“Virtus Dormitiva” di Alfredo Ramirez da Interface HUB/ART

Interface HUB/ART presenta la mostra personale di Alfredo Ramirez “Virtus Dormitiva”. Il vernissage si terrà domani,  giovedì 10 maggio alle ore 18:30, a cura di Giuseppe Frangi, giornalista e presidente dell’associazione Giovanni Testori. La mostra sarà visitabile fino a domenica 15 luglio 2018 in Via Privata Passo Pordoi 7/3 – Milano.

 

Alfredo Ramirez, AR-Costellazioni, 2018. Disegno su carta, 30×24 cm. Courtesy Interface HUB/ART

 

L’artista di origine venezuelana Alfredo Ramirez, formatosi tra l’Italia e il Venezuela, torna a Milano con una mostra che raccoglie la sua ultima produzione, frutto di una riflessione costante e sofferta provocata da un mondo lacerato da soprusi, violenze e autoritarismi, in cui lui stesso si trova a vivere la condizione di esule.

Il titolo, Virtus Dormitiva, è una citazione della commedia “Il malato immaginario” di Molière ed è l’espressione che meglio di tutte designa una patologia che affligge la società contemporanea: l’indifferenza verso gli eventi esterni.

Chi conosce la commedia saprà che alla domanda sul perché l’oppio faccia dormire, Argante, il malato immaginario risponde che l’oppio fa dormire perché fa dormire.

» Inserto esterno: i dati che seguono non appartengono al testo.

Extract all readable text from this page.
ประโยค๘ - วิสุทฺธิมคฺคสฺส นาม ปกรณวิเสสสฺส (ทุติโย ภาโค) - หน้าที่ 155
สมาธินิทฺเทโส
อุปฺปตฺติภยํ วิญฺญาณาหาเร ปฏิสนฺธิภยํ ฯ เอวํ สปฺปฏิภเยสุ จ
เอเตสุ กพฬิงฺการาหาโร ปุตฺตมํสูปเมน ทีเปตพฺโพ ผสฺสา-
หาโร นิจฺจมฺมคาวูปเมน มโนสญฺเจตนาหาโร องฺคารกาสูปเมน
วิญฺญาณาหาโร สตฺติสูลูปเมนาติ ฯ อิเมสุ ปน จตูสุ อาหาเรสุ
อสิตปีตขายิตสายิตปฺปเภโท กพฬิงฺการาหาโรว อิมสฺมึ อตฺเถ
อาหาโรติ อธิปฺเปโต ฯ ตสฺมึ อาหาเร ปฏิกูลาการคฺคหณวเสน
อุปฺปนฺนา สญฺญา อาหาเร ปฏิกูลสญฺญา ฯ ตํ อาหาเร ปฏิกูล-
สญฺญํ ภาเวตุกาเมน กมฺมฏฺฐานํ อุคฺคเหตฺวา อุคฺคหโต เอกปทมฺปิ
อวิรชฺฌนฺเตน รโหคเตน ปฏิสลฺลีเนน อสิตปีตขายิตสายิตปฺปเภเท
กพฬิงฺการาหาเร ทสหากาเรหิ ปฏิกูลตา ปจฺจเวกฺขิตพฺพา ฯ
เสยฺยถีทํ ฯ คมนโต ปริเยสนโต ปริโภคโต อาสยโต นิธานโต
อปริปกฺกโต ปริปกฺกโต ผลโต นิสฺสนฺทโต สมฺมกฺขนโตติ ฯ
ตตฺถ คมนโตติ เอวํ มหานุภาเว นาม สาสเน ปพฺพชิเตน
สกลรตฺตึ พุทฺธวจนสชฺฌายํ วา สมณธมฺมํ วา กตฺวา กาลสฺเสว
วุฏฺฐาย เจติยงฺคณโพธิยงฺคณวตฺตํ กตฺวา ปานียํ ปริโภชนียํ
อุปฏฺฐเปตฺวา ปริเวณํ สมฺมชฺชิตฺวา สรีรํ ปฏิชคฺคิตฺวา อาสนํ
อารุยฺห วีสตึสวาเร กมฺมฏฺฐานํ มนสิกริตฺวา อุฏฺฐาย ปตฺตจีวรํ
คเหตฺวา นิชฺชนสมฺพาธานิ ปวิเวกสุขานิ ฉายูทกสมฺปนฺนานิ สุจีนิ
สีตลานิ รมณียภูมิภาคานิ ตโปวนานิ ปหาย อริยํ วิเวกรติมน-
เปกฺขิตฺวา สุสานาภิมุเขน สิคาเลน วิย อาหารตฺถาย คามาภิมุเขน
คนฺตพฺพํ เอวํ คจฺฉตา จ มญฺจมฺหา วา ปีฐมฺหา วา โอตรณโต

Una tautologia che aiuta a comprendere l’apatia che contraddistingue il genere umano oggi e allo stesso tempo suggerisce la necessità di una chiamata all’azione.

 

Alfredo Ramirez, AR-This one is real, 2018. Cera su velluto rosso, 6×140 cm. Courtesy Interface HUB/ART

 

La mostra è divisa in tre sezioni.  Si apre con un’importante serie di disegni realizzati su biglietti di mezzi pubblici ATM. Biglietti che, come scrive Giuseppe Frangi in catalogo: “Sono serviti per muoversi e ora hanno esaurito la loro funzione”. La seconda sezione vede invece come protagonista il corpo della donna, “inciso ma slanciato verso altrove”, realizzato nel rispetto dell’armonia geometrica.

Infine, nella terza sezione, supporti di grandi dimensioni si prestano ad accogliere visioni ancestrali, cariche di significati simbolici.

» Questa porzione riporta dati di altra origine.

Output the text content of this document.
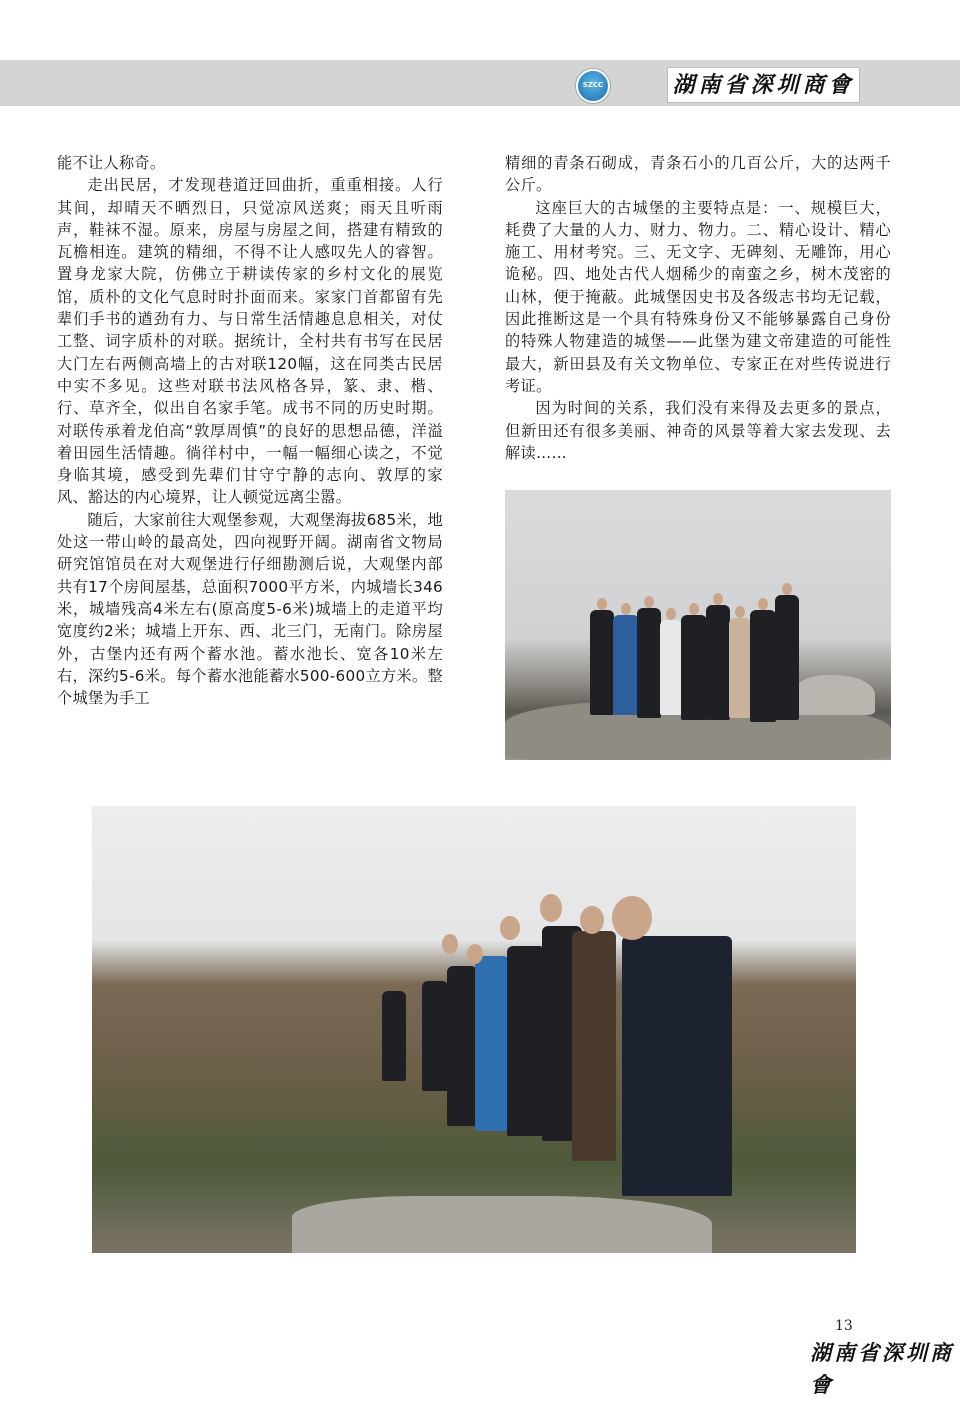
SZCC	湖南省深圳商會

能不让人称奇。

走出民居，才发现巷道迂回曲折，重重相接。人行其间，却晴天不晒烈日，只觉凉风送爽；雨天且听雨声，鞋袜不湿。原来，房屋与房屋之间，搭建有精致的瓦檐相连。建筑的精细，不得不让人感叹先人的睿智。置身龙家大院，仿佛立于耕读传家的乡村文化的展览馆，质朴的文化气息时时扑面而来。家家门首都留有先辈们手书的遒劲有力、与日常生活情趣息息相关，对仗工整、词字质朴的对联。据统计，全村共有书写在民居大门左右两侧高墙上的古对联120幅，这在同类古民居中实不多见。这些对联书法风格各异，篆、隶、楷、行、草齐全，似出自名家手笔。成书不同的历史时期。对联传承着龙伯高“敦厚周慎”的良好的思想品德，洋溢着田园生活情趣。徜徉村中，一幅一幅细心读之，不觉身临其境，感受到先辈们甘守宁静的志向、敦厚的家风、豁达的内心境界，让人顿觉远离尘嚣。

随后，大家前往大观堡参观，大观堡海拔685米，地处这一带山岭的最高处，四向视野开阔。湖南省文物局研究馆馆员在对大观堡进行仔细勘测后说，大观堡内部共有17个房间屋基，总面积7000平方米，内城墙长346米，城墙残高4米左右(原高度5-6米)城墙上的走道平均宽度约2米；城墙上开东、西、北三门，无南门。除房屋外，古堡内还有两个蓄水池。蓄水池长、宽各10米左右，深约5-6米。每个蓄水池能蓄水500-600立方米。整个城堡为手工

精细的青条石砌成，青条石小的几百公斤，大的达两千公斤。

这座巨大的古城堡的主要特点是：一、规模巨大，耗费了大量的人力、财力、物力。二、精心设计、精心施工、用材考究。三、无文字、无碑刻、无雕饰，用心诡秘。四、地处古代人烟稀少的南蛮之乡，树木茂密的山林，便于掩蔽。此城堡因史书及各级志书均无记载，因此推断这是一个具有特殊身份又不能够暴露自己身份的特殊人物建造的城堡——此堡为建文帝建造的可能性最大，新田县及有关文物单位、专家正在对些传说进行考证。

因为时间的关系，我们没有来得及去更多的景点，但新田还有很多美丽、神奇的风景等着大家去发现、去解读……

13
湖南省深圳商會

“Attraversando il tempo si sono estesi sulla modernità. Così Ramirez pone il tema dell’eterna circolarità dell’arte, che torna sempre sul punto in cui il caos si fa ordine e l’ordine si fa caos.”

Alfredo Ramirez, AR-Onirida and her smoky sisters, 2018. Incisione su tavola, 220×50 cm. Courtesy Interface HUB/ART

 

Per Interface HUB/ART, che inaugura la sua quinta mostra a quasi un anno dall’inaugurazione ufficiale dello spazio espositivo, è grande motivo d’orgoglio dare spazio ad un artista che nel corso della sua vita ha percorso una traiettoria multipla e feconda nell’ambito delle arti visuali e che con la sua ultima produzione si è reso responsabile di “risvegliare” la società contemporanea, utilizzando un linguaggio in costante tensione tra bellezza ed orrore.

Le opere di Alfredo Ramirez sono esposte in numerosi musei e collezioni fra cui l’Orange County Museum of Art di Newport Beach, il Museum of Contemprary Art San Diego, la Peter Norton Art Collection e il Museo de Arte Contemporaneo de Caracas.